Par ailleurs, Mamadou Kaly Diallo a souligné l’importance de la justice dans un Etat de droit, affirmant que celle-ci doit être indépendante et impartiale pour répondre aux attentes des citoyens. « Si vous voulez, la justice est le fer de lance de tout État de droit. Tous les pays très avancés, tous les pays enviables, tous les pays qui font de la promotion, de la protection de l’Etat, des droits de l’homme comme étant le socle de leur développement, ce sont des pays qui s’appuient sur une justice indépendante, une justice impartiale. Et il faut noter qu’il y a des efforts majeurs qui ont été consentis par l’exécutif à l’endroit de la justice guinéenne depuis la réforme de 2010 avec le CNT. Il y a eu des innovations cherchant à rendre la justice guinéenne plus efficace, répondant aux attentes des justiciables. Vous savez, avec la constitution du 17 mai 2010, il y avait tout une institution consacrée, ce qu’on appelle le Conseil supérieur de la magistrature. C’est dans le but de rendre la justice indépendante. Ensuite, il y a eu les états généraux de la justice pour faire le diagnostic de la justice et puis il y a eu aussi des statuts particuliers des magistrats. Donc, je pense encore une fois, chacun de nous doit se dire, voilà, on doit être animé d’une conviction juste et équitable vis-à-vis de la nation, vis-à-vis du respect des principes républicains et des valeurs de justice, de paix et de liberté. Donc, une justice qui répond aux attentes des justiciables ».

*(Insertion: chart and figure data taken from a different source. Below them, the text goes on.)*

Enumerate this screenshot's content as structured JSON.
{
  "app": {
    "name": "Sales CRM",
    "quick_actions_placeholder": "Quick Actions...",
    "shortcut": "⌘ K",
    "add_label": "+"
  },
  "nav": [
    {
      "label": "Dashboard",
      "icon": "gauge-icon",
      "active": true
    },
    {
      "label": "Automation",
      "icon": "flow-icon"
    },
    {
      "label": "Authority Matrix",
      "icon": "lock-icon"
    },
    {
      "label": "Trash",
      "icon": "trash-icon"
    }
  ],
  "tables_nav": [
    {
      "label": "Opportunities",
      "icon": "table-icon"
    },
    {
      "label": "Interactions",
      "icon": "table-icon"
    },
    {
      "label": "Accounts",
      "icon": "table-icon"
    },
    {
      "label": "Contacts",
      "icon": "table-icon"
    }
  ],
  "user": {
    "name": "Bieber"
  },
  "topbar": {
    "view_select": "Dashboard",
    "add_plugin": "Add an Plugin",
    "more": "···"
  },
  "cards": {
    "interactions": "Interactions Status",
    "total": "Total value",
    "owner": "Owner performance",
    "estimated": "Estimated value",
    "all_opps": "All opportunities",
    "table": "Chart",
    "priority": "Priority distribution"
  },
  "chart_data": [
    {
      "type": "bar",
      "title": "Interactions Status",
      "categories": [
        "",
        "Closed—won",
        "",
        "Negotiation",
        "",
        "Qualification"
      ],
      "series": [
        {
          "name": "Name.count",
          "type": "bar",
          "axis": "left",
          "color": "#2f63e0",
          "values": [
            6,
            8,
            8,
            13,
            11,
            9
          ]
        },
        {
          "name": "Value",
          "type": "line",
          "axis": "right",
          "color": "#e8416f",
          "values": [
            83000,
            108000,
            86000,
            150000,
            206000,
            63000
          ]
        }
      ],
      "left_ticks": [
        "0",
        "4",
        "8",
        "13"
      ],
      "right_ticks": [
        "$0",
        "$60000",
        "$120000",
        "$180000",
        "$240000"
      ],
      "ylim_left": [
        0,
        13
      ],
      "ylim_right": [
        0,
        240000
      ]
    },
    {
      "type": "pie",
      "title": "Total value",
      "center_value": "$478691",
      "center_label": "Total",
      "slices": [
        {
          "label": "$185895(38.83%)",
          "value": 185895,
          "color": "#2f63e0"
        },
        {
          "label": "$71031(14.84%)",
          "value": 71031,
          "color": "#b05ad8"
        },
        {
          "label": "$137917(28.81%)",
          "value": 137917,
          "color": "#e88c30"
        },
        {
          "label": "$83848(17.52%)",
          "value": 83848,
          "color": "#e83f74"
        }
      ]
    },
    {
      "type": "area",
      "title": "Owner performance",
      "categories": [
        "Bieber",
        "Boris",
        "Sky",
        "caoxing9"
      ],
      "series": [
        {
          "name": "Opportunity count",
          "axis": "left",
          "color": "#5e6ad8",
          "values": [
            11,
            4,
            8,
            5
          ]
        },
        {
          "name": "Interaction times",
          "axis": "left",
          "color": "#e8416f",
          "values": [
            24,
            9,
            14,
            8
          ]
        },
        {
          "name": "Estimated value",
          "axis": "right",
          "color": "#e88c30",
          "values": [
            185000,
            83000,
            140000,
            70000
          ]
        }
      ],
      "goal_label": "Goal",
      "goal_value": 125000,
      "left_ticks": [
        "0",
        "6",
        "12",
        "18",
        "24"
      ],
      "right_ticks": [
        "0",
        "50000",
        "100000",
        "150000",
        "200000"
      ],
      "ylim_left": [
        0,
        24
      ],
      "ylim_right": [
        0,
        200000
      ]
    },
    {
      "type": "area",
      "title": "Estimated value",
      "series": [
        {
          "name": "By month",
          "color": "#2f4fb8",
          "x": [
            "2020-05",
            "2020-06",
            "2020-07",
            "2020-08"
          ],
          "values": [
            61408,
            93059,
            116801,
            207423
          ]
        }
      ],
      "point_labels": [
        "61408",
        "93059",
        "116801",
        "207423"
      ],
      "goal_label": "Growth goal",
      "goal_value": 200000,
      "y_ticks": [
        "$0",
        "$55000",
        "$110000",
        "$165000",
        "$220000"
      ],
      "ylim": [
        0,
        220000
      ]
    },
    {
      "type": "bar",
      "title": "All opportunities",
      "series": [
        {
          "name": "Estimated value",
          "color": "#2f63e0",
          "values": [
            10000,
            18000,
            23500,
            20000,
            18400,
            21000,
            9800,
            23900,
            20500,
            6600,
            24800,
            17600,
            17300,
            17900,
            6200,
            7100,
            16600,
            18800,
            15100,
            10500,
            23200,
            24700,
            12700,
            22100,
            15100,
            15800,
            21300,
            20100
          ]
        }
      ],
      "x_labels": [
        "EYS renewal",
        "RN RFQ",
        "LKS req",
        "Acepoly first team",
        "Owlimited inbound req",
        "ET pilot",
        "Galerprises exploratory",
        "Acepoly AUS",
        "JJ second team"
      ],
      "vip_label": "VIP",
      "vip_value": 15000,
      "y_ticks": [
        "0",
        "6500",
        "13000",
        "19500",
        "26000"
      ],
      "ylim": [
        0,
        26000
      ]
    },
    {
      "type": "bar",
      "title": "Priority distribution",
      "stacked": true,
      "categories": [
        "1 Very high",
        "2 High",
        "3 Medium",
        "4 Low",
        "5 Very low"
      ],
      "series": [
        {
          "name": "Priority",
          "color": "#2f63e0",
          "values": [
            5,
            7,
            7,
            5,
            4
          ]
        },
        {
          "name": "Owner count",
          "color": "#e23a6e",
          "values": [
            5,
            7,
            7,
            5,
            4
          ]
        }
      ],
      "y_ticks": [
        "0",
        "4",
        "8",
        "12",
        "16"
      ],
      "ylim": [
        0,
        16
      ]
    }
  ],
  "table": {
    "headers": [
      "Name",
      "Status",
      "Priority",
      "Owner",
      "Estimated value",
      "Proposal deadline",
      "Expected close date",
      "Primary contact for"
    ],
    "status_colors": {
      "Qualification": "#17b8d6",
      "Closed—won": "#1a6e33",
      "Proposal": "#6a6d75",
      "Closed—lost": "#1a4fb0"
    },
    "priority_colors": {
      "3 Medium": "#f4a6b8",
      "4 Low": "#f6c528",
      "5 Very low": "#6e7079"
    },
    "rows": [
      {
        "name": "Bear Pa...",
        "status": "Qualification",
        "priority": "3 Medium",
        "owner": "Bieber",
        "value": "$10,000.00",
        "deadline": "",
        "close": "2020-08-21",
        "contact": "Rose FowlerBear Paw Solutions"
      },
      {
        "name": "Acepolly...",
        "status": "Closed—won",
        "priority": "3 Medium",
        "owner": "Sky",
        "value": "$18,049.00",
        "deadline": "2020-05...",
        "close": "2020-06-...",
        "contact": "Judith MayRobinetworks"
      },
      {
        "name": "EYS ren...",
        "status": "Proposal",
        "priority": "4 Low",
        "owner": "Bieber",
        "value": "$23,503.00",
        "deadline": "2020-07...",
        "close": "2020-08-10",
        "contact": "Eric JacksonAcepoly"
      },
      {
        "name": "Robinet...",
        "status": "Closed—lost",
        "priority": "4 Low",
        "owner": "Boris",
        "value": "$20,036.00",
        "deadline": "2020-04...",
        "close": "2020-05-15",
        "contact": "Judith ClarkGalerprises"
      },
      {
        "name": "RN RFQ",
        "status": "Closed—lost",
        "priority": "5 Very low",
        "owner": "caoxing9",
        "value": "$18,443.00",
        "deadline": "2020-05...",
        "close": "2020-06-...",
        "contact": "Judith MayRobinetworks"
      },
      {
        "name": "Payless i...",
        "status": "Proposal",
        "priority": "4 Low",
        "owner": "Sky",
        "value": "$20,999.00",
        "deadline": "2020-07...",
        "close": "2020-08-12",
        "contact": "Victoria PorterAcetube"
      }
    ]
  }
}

En outre, M.Diallo invite l’Etat à jouer sa participation, à la justice de faire preuve d’indépendance pour sortir la Guinée de l’ornière. « L’État de droit est cet État fondé sur les droits et qui respecte les droits de l’homme. Donc, encore une fois, pour dire que la justice est le fer de lance de tout Etat de droit. Nous avons tellement d’exemples à travers le monde où des hommes qui ont contribué à consolider l’Etat des droits en ont bénéficié ultérieurement. Tout comme le contraire aussi, qu’ils subissent ultérieurement. Donc, chacun de nous, en fonction de sa portion de responsabilité, œuvre pour l’instauration de cet État des droits. Et maintenant, vous savez, il est du devoir de l’autorité de garantir le respect des instruments relatifs à la promotion et à la protection des droits de l’homme. La Guinée, il faut le rappeler, est l’un des rares pays qui ratifie tout ça. Et cela veut dire une justice équitable, indépendante, impartiale, où des citoyens qui sont en maille avec la loi, qui sont en conflit avec la loi, bénéficient de procès justes et équitables et qui obéissent à tout un processus. Je pense qu’aujourd’hui, la justice guinéenne à des défis à relever dans ce sens pour instaurer un véritable Etat de droit », a laissé entendre Kaly Diallo.